Thanks to a land transfer trust promoted in the Yongqiao District of Suzhou City this October, Shen can now receive 500 kg of wheat per mu as a contract fee, worth more than 1,000 yuan (US$163), almost as much as his typical earnings from harvests in previous years.
CITIC Trust, a Chinese trust company, introduced the country’s first land transfer trust program in mid-October. The program manages 5,400 mu of rural land in Yongqiao District and pays contract fees to the farmers.
A local company is building an agricultural park on the land. With the income from contract fees as well as the expected value-added profits of his land, Shen can spend more time working in cities to earn more to support his family.
China’s leaders put forward a multitude of reforms two weeks ago at the third plenary session of the 18th Communist Party of China (CPC) Central Committee.
A reform plan approved at the session promises to give the country’s 650 million rural residents more property rights.
A rural property market will be established, and people will be encouraged to transform their collective rights into a share-holding system. A pilot program will enable the mortgaging and transfer of homesteads.
“A new round of ‘land reform’ will allow farmers to enjoy more revenue from their land and will prompt the integration of urban and rural areas,” said Zhang Deyuan, director of the rural reform and economic and social development research institute with Anhui University.
According to Chinese law, urban land is owned by the state, and rural land is under collective ownership. Farmers may use the land, but have no rights to sell or develop it.
Since the 1990s, the property market has flourished in cities and has been a major engine of growth, while ownership rules for rural land have not changed in decades, constricting rural development.
Anhui Province spearheaded land reform in 1978 in a bold move that broke up the previous commune-style collective farming, resulting in a nationwide policy change in which collective-owned land is leased to individual rural families for private farming.
Thirty-five years later, another reform is looming in the province to give rural families more opportunities to profit from land.
On November 12, the provincial government said it would experiment with the trade and compensation of farmers’ residential land.
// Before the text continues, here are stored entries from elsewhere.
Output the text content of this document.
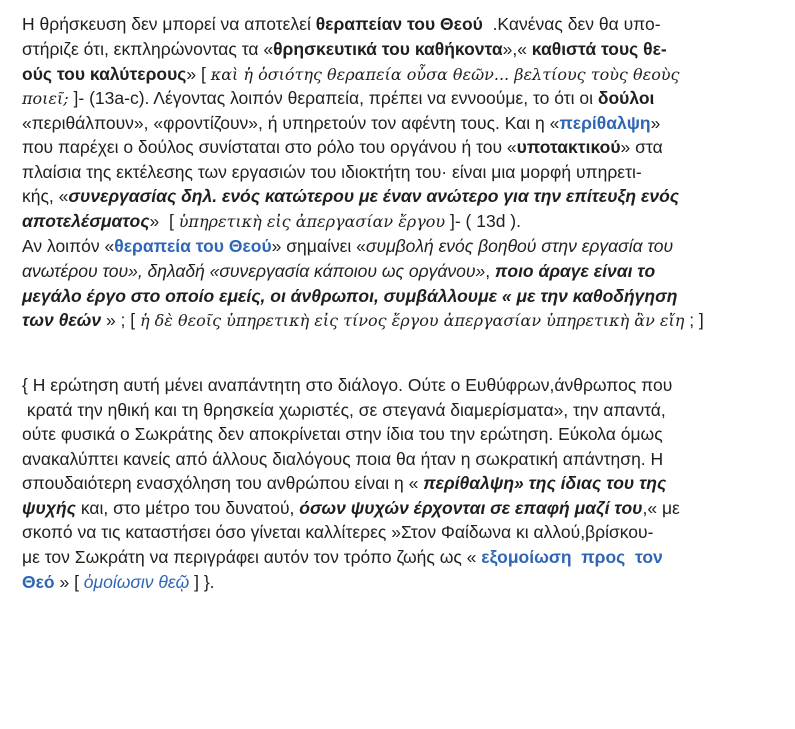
Η θρήσκευση δεν μπορεί να αποτελεί θεραπείαν του Θεού  .Κανένας δεν θα υπο-
στήριζε ότι, εκπληρώνοντας τα «θρησκευτικά του καθήκοντα»,« καθιστά τους θε-
ούς του καλύτερους» [ καὶ ἡ ὁσιότης θεραπεία οὖσα θεῶν... βελτίους τοὺς θεοὺς
ποιεῖ; ]- (13a-c). Λέγοντας λοιπόν θεραπεία, πρέπει να εννοούμε, το ότι οι δούλοι
«περιθάλπουν», «φροντίζουν», ή υπηρετούν τον αφέντη τους. Και η «περίθαλψη»
που παρέχει ο δούλος συνίσταται στο ρόλο του οργάνου ή του «υποτακτικού» στα
πλαίσια της εκτέλεσης των εργασιών του ιδιοκτήτη του· είναι μια μορφή υπηρετι-
κής, «συνεργασίας δηλ. ενός κατώτερου με έναν ανώτερο για την επίτευξη ενός
αποτελέσματος»  [ ὑπηρετικὴ εἰς ἀπεργασίαν ἔργου ]- ( 13d ).
Αν λοιπόν «θεραπεία του Θεού» σημαίνει «συμβολή ενός βοηθού στην εργασία του
ανωτέρου του», δηλαδή «συνεργασία κάποιου ως οργάνου», ποιο άραγε είναι το
μεγάλο έργο στο οποίο εμείς, οι άνθρωποι, συμβάλλουμε « με την καθοδήγηση
των θεών » ; [ ἡ δὲ θεοῖς ὑπηρετικὴ εἰς τίνος ἔργου ἀπεργασίαν ὑπηρετικὴ ἂν εἴη ; ]
{ Η ερώτηση αυτή μένει αναπάντητη στο διάλογο. Ούτε ο Ευθύφρων,άνθρωπος που
κρατά την ηθική και τη θρησκεία χωριστές, σε στεγανά διαμερίσματα», την απαντά,
ούτε φυσικά ο Σωκράτης δεν αποκρίνεται στην ίδια του την ερώτηση. Εύκολα όμως
ανακαλύπτει κανείς από άλλους διαλόγους ποια θα ήταν η σωκρατική απάντηση. Η
σπουδαιότερη ενασχόληση του ανθρώπου είναι η « περίθαλψη» της ίδιας του της
ψυχής και, στο μέτρο του δυνατού, όσων ψυχών έρχονται σε επαφή μαζί του,« με
σκοπό να τις καταστήσει όσο γίνεται καλλίτερες »Στον Φαίδωνα κι αλλού,βρίσκου-
με τον Σωκράτη να περιγράφει αυτόν τον τρόπο ζωής ως « εξομοίωση  προς  τον
Θεό » [ ὁμοίωσιν θεῷ ] }.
Shen Jialiang, however, is hesitant to follow suit and give up his land.
“I cannot afford to buy a house in the city and for now it’s hard for me to be registered as an urban resident,” he said. “Without my countryside house, I would be homeless.”
Equal status between urban and rural residents is a prerequisite for rural land to be traded in the market, said Chi Fulin, head of the China Institute for Reform and Development, a think tank based in southern China’s Hainan Province.
“Rural residents should enjoy the same welfare, educational and medical resources as their urban peers so they can settle in the cities,” said Chi.
The priority now is to unify the social policies in urban and rural areas, he said.